Paula Zahn is the former CNN anchor of Paula Zahn Now, an issues-driven program offering live newsmaker interviews, meaningful discussion, and analysis from an exclusive roster of contributors. Previously, Zahn anchored the network’s flagship morning news program, American Morning with Paula Zahn, which she helped launch in the fall of 2001.
In 2003, Zahn anchored and provided the latest news on Operation Iraqi Freedom, interviewing multiple guests including family members of troops, diplomats, Iraqi-Americans, and politicians. Her first day with CNN, Zahn began continuous on-scene coverage of the September 11th terrorist attack on the World Trade Center in New York City. Throughout those reports, she interviewed multiple rescue workers, survivors, dignitaries, and officials including Jordan’s King Abdullah, U.S. Secretary of State Colin Powell, New York Governor George Pataki, former U.S. envoy Richard Holbrooke, and U.S. Senator Orrin Hatch.
Before joining CNN in September 2001, Zahn was host of The Edge with Paula Zahn, a daily news program on FOX News Channel. She joined FOX in 1999 as anchor of its evening news, The FOX Report. Previously, Zahn spent ten years at CBS News, where she co-hosted CBS’s Morning News and anchored the CBS’s Evening News Saturday Edition. She also co-anchored the 1994 Olympic Winter games in Lillehammer, Norway, and served as primetime co-host of the 1992 Olympic Winter Games in Albertville, France. Earlier, Zahn served as co-anchor of World News This Morning and anchored news segments for Good Morning America on ABC. Zahn joined ABC in November 1987 as anchor of The Health Show.

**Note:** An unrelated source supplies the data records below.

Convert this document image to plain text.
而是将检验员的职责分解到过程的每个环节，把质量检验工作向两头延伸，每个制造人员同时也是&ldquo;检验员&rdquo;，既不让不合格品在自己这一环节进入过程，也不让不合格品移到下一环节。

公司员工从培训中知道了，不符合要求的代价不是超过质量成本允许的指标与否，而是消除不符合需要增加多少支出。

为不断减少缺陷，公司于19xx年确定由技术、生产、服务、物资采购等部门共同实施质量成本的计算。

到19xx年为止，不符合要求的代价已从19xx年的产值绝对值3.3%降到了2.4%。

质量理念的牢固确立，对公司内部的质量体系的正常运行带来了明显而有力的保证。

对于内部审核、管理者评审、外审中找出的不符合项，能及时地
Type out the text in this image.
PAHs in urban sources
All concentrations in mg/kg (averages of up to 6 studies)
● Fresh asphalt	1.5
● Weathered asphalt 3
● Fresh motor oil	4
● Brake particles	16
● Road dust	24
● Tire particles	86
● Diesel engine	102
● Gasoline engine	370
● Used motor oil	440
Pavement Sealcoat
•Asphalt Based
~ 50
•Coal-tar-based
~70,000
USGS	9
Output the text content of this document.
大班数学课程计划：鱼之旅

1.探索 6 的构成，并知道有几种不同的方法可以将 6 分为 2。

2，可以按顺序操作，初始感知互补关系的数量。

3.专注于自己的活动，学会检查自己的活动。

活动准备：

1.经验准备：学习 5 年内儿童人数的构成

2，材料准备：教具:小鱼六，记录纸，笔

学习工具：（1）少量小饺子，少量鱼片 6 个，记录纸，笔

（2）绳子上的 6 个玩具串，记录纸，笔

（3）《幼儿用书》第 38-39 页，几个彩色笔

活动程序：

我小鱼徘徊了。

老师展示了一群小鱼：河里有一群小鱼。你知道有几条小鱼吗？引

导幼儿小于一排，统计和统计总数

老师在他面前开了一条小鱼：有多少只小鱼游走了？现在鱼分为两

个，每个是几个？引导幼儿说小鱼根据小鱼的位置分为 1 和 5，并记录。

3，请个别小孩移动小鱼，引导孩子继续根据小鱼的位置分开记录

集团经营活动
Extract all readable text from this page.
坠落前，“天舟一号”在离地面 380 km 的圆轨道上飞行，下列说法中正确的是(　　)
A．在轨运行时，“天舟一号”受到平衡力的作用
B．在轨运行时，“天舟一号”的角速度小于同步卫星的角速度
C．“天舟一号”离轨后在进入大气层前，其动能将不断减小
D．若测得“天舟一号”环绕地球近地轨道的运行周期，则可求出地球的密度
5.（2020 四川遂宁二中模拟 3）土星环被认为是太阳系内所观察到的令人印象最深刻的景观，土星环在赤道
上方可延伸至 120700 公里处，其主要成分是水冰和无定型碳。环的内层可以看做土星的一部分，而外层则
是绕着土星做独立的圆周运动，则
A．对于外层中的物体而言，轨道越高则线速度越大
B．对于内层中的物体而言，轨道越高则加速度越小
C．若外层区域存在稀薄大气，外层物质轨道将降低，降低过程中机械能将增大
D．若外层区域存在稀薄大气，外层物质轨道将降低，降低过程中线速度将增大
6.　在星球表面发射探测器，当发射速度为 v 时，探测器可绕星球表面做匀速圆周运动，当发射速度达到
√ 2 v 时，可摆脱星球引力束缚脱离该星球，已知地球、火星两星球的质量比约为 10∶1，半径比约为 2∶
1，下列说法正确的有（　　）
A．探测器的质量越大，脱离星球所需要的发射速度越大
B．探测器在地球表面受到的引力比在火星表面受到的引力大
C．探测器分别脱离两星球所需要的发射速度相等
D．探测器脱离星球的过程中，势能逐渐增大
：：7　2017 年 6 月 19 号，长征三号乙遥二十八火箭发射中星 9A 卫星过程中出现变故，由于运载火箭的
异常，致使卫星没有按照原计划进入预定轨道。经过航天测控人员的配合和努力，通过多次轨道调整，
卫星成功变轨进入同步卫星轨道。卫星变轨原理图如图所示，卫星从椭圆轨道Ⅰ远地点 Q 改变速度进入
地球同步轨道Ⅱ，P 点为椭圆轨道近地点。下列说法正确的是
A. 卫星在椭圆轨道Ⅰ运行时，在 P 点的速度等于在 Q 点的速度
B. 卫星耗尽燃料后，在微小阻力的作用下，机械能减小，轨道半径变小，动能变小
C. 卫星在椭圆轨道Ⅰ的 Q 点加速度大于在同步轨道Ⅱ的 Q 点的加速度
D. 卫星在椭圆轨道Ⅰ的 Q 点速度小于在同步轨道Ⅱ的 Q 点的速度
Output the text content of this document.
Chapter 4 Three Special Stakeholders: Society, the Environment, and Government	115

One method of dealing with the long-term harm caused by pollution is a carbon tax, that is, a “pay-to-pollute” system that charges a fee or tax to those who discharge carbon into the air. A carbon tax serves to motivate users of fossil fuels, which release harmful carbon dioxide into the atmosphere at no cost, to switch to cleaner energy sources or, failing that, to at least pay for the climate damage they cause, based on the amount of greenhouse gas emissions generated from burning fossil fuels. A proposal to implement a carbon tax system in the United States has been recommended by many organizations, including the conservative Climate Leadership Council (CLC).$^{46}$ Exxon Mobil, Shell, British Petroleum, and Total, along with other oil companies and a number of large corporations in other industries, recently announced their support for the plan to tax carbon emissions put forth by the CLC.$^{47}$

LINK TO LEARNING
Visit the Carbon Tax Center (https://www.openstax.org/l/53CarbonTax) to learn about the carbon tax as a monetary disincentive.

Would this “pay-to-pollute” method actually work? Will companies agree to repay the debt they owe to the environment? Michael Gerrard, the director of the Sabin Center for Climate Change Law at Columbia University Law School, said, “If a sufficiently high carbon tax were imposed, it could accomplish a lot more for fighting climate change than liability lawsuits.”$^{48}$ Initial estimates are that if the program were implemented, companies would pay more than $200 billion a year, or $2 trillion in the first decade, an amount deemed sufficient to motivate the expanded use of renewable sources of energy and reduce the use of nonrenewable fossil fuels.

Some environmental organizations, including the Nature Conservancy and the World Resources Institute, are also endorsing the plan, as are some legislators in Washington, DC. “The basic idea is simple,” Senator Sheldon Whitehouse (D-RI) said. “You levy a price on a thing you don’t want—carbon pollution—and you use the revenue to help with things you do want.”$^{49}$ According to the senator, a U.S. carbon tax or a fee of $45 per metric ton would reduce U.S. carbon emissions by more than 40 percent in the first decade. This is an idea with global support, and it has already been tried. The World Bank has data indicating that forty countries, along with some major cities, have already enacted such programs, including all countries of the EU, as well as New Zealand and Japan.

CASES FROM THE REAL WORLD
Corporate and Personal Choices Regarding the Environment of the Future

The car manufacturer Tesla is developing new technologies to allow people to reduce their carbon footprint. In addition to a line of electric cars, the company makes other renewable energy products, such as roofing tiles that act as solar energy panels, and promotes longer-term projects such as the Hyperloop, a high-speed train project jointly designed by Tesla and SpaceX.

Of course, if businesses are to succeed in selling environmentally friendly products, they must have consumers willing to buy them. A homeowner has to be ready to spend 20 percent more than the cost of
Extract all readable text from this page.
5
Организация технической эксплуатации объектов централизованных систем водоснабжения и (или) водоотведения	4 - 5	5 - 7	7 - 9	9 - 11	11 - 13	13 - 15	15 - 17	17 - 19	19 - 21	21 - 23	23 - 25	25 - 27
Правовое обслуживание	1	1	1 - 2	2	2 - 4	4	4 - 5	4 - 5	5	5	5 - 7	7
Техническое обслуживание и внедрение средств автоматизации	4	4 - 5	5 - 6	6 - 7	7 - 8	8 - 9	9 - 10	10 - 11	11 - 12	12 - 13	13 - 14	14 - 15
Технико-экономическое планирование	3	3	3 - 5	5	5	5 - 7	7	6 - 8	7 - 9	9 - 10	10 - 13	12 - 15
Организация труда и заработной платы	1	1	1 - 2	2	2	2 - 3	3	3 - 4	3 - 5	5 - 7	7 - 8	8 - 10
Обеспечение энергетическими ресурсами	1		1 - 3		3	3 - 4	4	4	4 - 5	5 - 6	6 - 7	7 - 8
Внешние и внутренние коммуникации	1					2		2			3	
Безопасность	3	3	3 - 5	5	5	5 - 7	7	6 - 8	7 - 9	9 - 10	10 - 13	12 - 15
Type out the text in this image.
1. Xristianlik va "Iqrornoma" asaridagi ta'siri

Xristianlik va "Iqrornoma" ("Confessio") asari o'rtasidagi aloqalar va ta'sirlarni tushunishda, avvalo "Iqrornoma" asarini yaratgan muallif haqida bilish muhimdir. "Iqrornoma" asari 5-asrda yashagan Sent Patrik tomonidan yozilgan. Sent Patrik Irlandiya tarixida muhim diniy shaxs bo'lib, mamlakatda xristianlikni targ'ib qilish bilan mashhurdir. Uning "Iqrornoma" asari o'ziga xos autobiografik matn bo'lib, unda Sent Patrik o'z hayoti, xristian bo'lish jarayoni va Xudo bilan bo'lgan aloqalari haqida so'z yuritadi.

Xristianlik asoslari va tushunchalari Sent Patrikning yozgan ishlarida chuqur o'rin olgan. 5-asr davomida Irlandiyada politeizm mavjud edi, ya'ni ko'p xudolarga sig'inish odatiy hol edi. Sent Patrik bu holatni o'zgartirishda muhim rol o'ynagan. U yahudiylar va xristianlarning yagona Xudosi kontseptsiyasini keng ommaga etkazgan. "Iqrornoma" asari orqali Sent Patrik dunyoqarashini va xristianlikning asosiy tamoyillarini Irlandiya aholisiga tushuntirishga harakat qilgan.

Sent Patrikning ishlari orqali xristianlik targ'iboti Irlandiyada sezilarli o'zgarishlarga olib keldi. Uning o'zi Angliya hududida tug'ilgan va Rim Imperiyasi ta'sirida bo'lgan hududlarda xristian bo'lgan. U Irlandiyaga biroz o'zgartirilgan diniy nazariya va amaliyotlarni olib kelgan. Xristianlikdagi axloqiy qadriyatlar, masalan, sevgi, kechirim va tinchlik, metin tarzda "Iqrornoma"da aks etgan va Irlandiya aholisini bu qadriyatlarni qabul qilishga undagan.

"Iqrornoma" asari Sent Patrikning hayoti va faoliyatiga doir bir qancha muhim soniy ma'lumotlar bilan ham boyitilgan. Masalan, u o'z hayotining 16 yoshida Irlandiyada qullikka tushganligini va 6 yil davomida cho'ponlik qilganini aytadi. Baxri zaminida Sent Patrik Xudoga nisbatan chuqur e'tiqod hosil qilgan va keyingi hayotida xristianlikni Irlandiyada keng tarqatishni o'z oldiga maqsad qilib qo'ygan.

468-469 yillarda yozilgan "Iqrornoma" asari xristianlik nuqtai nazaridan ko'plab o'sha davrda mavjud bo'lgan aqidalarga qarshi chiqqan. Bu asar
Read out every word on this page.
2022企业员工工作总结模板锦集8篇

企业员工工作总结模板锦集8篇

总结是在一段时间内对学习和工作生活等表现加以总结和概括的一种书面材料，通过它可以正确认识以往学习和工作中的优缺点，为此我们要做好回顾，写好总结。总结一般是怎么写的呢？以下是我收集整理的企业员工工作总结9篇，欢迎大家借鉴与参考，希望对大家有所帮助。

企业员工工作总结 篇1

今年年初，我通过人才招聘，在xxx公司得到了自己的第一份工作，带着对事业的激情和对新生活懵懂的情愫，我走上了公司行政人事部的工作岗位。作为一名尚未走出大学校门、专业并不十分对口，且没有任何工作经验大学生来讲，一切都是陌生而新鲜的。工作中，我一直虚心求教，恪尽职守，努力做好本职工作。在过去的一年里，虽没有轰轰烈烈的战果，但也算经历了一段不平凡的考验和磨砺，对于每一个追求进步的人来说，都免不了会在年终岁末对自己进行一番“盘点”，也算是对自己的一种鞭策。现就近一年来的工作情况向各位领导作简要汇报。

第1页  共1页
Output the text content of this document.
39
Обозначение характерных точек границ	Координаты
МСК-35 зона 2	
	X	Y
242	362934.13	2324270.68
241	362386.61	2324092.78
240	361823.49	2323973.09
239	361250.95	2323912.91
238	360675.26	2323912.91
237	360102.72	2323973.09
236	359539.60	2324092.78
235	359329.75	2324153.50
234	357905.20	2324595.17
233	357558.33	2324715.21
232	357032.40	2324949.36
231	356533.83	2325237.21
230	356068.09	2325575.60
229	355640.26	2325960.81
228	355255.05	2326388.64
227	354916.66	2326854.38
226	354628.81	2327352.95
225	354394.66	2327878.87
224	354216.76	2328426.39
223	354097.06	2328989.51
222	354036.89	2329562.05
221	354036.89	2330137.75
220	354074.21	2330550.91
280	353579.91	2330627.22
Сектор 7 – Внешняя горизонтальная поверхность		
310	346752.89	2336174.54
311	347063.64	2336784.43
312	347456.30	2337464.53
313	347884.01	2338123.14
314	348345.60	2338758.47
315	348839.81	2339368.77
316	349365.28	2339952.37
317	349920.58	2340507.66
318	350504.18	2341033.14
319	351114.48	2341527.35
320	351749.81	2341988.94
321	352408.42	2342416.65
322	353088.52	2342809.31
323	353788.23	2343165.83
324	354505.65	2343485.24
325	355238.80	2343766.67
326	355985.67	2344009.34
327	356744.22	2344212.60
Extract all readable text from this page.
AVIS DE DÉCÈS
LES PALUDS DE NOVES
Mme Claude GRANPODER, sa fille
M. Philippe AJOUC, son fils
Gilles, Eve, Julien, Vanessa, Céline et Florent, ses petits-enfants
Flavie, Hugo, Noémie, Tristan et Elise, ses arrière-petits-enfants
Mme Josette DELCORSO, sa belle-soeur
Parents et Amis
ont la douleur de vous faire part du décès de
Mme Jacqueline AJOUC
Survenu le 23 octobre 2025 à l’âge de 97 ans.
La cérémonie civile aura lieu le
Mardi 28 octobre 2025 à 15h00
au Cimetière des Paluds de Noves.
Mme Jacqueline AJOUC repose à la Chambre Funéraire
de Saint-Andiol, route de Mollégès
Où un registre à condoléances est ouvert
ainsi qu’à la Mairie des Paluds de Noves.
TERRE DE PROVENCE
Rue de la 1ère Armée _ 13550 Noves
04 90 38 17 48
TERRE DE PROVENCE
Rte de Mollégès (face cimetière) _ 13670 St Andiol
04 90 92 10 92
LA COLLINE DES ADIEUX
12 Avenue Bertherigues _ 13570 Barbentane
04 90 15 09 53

Zahn began her career at WFAA-TV in Dallas, TX. In 1979, she moved to San Diego to work for KFMB-TV. Zahn also worked at KPRC-TV in Houston, WNEV-TV (now WHDH-TV) in Boston and KCBS-TV in Los Angeles before joining ABC News.
Throughout her career, Zahn has interviewed multiple key newsmakers: former U.S. Presidents Bill Clinton, George Bush, Jimmy Carter and Gerald Ford, Cuban President Fidel Castro, former Russian Presidents Mikhail Gorbachev and Boris Yeltsin, Her Majesty Queen Noor of Jordan, former President of Georgia Eduard Shevardnadze, first lady Betty Ford, former Senate Majority Leader Trent Lott, civil rights leader Stokely Carmichael, and human rights activist Winnie Mandela. Zahn has also interviewed athletes and artists, including tennis players Venus and Serena Williams, actors Faye Dunaway, Katherine Hepburn, Sophia Loren and Warren Beatty, and baseball players Joe DiMaggio, and Ted Williams.
Zahn has received numerous honors and awards, including an Emmy in 1994 for Outstanding Coverage of a Continuing News Story, which she achieved for her reporting on mainstreaming the mentally disabled into education. Zahn also received the National Commission of Working Women Broadcasting Award, and an AWRT Award for reporting on gender bias in education. She also received an Albert Einstein College of Medicine Spirit Achievement Award, the Second Annual Cancer Awareness Award by the Congressional Families Action for Cancer Awareness, the Spirit of Life award from the City of Hope Cancer Center, and a citation from New York’s Beth Israel Medical Center for her contributions made in the battle against breast cancer.
Zahn, an experienced cellist who began playing when she was five, made her Carnegie Hall debut in 1992 performing with the New York Pops orchestra. She earned a Bachelor of Arts degree in journalism from Stephens College in Columbia, Missouri, where she attended on a cello scholarship.